On 8/7/06, Gopi Krishna Komanduri <[EMAIL PROTECTED]> wrote:
This is the question I was asked in an interview.

You'll be wanting to quote from the Standard then.

ISO/IEC14882:1998

13 Overloading

When two or more different declarations are specified for a single name in the same scope, that name is said to be overloaded. Bu extension, two declarations in the same scope that declare the same name but with different types are called overloaded declarations. Only function declarations can be overloaded; object and type declarations cannot be overloaded.
 
In other words, it's not allowed. (Hope I've got the right part of the standard here...)

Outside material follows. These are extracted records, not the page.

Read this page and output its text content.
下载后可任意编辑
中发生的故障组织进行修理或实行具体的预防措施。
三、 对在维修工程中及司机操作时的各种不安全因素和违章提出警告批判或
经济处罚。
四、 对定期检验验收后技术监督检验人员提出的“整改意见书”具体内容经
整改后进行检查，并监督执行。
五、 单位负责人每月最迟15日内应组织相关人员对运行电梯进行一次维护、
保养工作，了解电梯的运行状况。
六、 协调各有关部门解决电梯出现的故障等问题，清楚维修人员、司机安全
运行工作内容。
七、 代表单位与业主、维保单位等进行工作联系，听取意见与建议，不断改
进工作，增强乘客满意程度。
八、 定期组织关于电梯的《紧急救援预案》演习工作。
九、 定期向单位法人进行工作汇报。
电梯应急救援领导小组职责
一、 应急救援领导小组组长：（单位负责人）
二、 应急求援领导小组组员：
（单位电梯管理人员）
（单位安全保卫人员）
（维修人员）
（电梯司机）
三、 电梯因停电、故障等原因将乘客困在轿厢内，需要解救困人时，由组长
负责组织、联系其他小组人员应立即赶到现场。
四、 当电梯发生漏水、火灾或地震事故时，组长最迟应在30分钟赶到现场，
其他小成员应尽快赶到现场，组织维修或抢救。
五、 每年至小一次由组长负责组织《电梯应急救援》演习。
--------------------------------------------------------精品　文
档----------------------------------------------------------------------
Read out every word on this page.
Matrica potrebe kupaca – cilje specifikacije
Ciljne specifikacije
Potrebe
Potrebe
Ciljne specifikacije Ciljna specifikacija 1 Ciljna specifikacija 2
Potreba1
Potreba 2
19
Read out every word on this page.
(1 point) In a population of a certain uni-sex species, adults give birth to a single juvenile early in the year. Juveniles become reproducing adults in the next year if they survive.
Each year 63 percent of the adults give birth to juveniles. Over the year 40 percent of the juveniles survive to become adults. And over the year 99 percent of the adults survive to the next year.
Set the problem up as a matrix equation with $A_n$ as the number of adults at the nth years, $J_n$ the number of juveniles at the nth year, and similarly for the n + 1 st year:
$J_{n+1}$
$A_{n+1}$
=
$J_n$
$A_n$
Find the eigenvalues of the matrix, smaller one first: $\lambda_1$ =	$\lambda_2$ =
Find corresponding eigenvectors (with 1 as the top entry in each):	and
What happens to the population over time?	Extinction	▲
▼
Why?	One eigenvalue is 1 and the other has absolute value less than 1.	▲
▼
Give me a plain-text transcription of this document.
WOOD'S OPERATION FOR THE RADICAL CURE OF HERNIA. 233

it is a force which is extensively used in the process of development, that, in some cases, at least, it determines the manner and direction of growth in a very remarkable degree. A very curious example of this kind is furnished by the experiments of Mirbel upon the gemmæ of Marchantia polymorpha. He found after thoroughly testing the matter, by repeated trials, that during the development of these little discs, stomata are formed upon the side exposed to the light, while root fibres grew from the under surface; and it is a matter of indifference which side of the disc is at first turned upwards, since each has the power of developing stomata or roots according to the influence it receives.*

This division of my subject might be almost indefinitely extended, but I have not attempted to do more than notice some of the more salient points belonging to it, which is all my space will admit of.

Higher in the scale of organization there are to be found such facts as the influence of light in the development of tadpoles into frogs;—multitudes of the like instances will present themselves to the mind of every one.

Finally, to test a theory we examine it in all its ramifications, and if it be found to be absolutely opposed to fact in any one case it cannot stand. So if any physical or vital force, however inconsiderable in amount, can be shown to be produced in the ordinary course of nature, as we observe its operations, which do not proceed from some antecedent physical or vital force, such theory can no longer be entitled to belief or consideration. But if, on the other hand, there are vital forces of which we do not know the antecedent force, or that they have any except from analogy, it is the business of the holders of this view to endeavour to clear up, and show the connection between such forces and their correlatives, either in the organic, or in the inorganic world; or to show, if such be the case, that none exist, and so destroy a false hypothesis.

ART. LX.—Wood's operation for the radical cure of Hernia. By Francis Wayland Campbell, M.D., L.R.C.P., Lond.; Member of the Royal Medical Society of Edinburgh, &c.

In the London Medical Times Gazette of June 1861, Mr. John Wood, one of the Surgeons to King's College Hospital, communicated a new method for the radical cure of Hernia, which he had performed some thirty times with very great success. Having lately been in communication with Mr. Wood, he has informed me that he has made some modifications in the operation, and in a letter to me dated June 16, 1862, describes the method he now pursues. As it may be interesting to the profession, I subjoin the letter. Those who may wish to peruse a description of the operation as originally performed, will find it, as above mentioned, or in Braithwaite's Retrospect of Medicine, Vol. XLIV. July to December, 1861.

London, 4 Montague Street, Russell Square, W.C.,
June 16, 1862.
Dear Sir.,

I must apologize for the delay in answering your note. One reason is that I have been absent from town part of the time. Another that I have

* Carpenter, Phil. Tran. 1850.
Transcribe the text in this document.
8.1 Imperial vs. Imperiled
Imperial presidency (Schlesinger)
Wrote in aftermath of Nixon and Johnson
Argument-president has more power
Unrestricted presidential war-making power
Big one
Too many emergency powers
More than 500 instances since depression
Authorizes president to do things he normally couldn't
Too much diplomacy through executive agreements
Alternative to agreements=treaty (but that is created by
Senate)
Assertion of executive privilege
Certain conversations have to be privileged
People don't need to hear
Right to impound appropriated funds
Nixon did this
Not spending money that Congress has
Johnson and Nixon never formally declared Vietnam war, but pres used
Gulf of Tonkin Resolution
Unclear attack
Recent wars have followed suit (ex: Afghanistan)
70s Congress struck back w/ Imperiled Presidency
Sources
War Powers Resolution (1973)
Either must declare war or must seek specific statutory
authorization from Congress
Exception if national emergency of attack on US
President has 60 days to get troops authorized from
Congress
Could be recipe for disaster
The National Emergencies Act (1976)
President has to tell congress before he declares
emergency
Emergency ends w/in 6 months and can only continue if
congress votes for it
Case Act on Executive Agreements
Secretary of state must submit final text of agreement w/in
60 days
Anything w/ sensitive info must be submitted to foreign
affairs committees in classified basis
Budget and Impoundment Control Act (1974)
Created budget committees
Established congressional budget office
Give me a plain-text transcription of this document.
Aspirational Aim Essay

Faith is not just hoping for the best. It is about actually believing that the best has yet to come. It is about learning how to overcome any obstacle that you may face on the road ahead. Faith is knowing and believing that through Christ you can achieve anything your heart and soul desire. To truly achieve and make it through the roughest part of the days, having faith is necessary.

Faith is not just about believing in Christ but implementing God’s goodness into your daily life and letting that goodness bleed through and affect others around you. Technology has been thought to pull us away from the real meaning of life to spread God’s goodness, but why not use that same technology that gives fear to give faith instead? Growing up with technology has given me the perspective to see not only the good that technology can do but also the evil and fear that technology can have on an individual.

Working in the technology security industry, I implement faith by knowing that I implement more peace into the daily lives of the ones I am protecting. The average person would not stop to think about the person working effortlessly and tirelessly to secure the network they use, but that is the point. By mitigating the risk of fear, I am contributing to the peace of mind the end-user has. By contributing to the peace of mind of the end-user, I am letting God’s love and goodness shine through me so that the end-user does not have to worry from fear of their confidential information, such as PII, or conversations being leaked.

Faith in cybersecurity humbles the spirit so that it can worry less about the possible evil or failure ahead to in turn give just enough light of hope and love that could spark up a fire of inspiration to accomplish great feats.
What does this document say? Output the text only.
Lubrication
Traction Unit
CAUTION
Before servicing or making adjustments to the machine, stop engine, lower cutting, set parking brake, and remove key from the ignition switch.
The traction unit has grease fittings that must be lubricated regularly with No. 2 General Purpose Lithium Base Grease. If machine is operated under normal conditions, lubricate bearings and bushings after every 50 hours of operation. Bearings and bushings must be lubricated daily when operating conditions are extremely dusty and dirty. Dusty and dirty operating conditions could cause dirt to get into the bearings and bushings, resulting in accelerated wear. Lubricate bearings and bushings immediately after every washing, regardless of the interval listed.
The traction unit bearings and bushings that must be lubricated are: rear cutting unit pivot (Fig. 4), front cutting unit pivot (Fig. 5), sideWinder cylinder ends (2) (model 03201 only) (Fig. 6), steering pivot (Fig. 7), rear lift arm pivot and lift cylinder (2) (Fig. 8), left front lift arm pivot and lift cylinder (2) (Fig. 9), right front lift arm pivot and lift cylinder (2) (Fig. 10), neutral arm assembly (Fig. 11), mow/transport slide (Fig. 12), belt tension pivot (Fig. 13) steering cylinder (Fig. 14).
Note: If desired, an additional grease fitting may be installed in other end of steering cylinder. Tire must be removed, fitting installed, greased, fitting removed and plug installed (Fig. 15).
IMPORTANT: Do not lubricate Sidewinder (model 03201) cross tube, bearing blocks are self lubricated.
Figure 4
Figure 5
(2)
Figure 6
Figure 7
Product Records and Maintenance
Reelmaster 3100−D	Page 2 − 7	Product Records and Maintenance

Paul Herring <[EMAIL PROTECTED] > wrote:
On 8/7/06, Gopi Krishna Komanduri <[EMAIL PROTECTED] > wrote:

Hi All,
           I have a class with name x and also a function ( independent of class) with same name. In main function I tried to declare an object for my class ( I thought we cann't assaign variable for a function with out declaring a prototype with typedef for a needed syntax). But I am getting error. Could any one of you explain what is the priority for memory allocation .
#include "stdafx.h"

void x()
{
    cout<<"Hai";
};
class x
{
public:
    x()
    {
    }
};
int main(int argc, char* argv[])
{
    x t;

class x t;

    return 0;
}


Why have you got a global function with the same name as a global class in the first place??